Hier soir sur Arté était diffusée l'adaptation filmée du Voyage au
Centre de la Terre de Jules Vernes : un film éponyme de 1960
réalisé par Henry Levin. Il me semble que le parallèle avec le film d'animation
Nausicaa (1984 - et aussi bien sur le manga originel) de Miyazaki n'a
pas été relevé. Il y a notamment ces plans qui semblent calqués l'un sur
l'autre où l'on voit l'expédition du professeur Lindenbrook, joué par James
Mason, tomber dans des racines encerclées de sable volatile, et ces décors
souterrains aux couleurs chatoyantes, ces mers intérieurs, et les lézards
géants, faut-il y voir des précurseurs des Omus ? On connaît bien entendu
les souces d'influence européennes du cinéaste japonais, reste à en analyser
précisément les aboutissements.

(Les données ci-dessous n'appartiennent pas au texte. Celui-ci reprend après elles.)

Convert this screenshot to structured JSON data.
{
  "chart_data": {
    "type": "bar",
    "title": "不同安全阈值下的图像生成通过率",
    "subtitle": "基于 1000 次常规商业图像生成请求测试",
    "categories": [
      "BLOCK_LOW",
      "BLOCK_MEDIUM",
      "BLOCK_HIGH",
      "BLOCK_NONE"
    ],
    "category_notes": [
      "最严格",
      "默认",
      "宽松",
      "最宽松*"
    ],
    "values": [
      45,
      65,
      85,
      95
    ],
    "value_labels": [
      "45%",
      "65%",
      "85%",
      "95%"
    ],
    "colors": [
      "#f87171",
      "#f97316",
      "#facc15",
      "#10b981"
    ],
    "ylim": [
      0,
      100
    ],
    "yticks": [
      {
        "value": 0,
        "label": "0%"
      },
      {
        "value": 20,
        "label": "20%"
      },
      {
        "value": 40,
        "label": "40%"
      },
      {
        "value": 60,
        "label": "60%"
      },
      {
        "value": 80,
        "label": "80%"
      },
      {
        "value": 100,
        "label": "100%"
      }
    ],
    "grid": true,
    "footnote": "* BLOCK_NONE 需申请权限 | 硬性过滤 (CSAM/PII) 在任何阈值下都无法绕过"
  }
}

Le goût du dépaysement, la vielle Europe jouant
comme exotisme du côté japonais, l'ancien monde des navigateurs intrépides
(auquel a succédé l'ère des calculs), le voyage initiatique, les civilisations
disparues, la gestion d'un groupe par un leader charismatique, les créatures
démesurées... autant de notions qui lient profondément Jules Vernes à
Miyazaki.

Trois nominations à l'Oscar
En 1960, Le Voyage au centre de la Terre fut nommé dans les catégories suivantes lors de la cérémonie des Oscars : Meilleurs décors, Meilleurs effets spéciaux et Meilleur son.
Un paléontologue de renom
Afin de rendre le plus authentique possible les gigantesques stégosaures du film, la production a fait appel au professeur R. Anderson, paléontologue renommé basé au Nouveau-Mexique. Un spécialiste dont l'expérience a été très bénéfique dans l'élaboration de ces créatures réalisées à partir de véritables lézards et grossies à l'aide de lunettes optiques.